Changes in government policies in New South Wales and Queensland have weakened conservation laws leaving forests at the mercy of ranchers, lumberers, and farmers. Between 2013 and 2018, more than 150,000 hectares of koala habitat was lost in Queensland and New South Wales. The damage caused by deforestation is so immense that planting 20 million trees would not recover the environment. Small trees store less carbon, and it will take between 20 to 100 years for the seedlings to mature. Planted forests are not as diverse as natural forests and may not support a wide variety of animals. Protecting koala habitats also protect insects, mammals, birds, reptiles, and birds.
The Koala forests of Australia are a critical part of the global carbon stores that should be protected. About 80% of forests in the world have been cleared, fragmented or degraded. The universal compensation scheme is addressing the need to compensate forests in developing countries but has ignored the developed world. In 2019 thousands of acres of forest, including koala habitat, were destroyed by forest fires killing hundreds of animals and releasing millions of tons of carbon dioxide into the atmosphere. Deforestation and habitat degradation are listed as reasons for the frequent and intense fires.
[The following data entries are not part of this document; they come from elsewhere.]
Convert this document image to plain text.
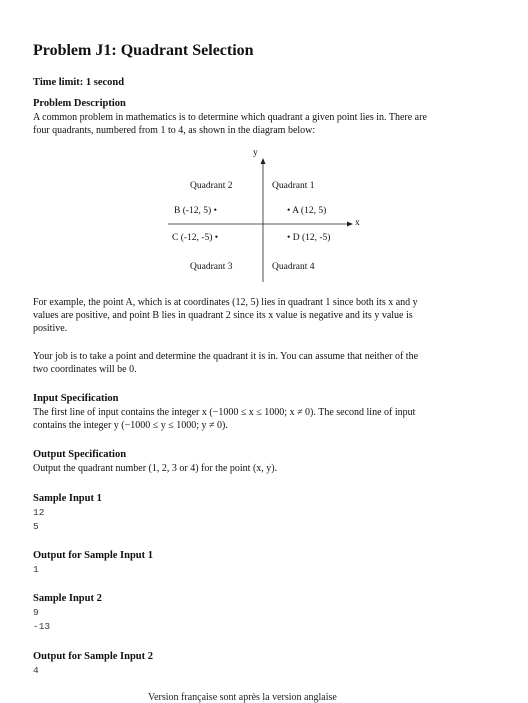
Problem J1: Quadrant Selection
Time limit: 1 second
Problem Description
A common problem in mathematics is to determine which quadrant a given point lies in. There are
four quadrants, numbered from 1 to 4, as shown in the diagram below:
y
x
Quadrant 2	Quadrant 1
B (-12, 5) •	• A (12, 5)
C (-12, -5) •	• D (12, -5)
Quadrant 3	Quadrant 4
For example, the point A, which is at coordinates (12, 5) lies in quadrant 1 since both its x and y
values are positive, and point B lies in quadrant 2 since its x value is negative and its y value is
positive.
Your job is to take a point and determine the quadrant it is in. You can assume that neither of the
two coordinates will be 0.
Input Specification
The first line of input contains the integer x (−1000 ≤ x ≤ 1000; x ≠ 0). The second line of input
contains the integer y (−1000 ≤ y ≤ 1000; y ≠ 0).
Output Specification
Output the quadrant number (1, 2, 3 or 4) for the point (x, y).
Sample Input 1
12
5
Output for Sample Input 1
1
Sample Input 2
9
-13
Output for Sample Input 2
4
Version française sont après la version anglaise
The future of the koala habitats in Australia is not promising, considering the current trends. Global warming will likely increase the frequency and intensity of forest fires, while deforestation and human population pressure will push the animals out of their natural habitats. This will lead to the collapse of the ecosystem that has been shaped by thousands of years of interdependence. If no effort is made to secure the future of the koalas, they are likely to be extinct in the next 100 years.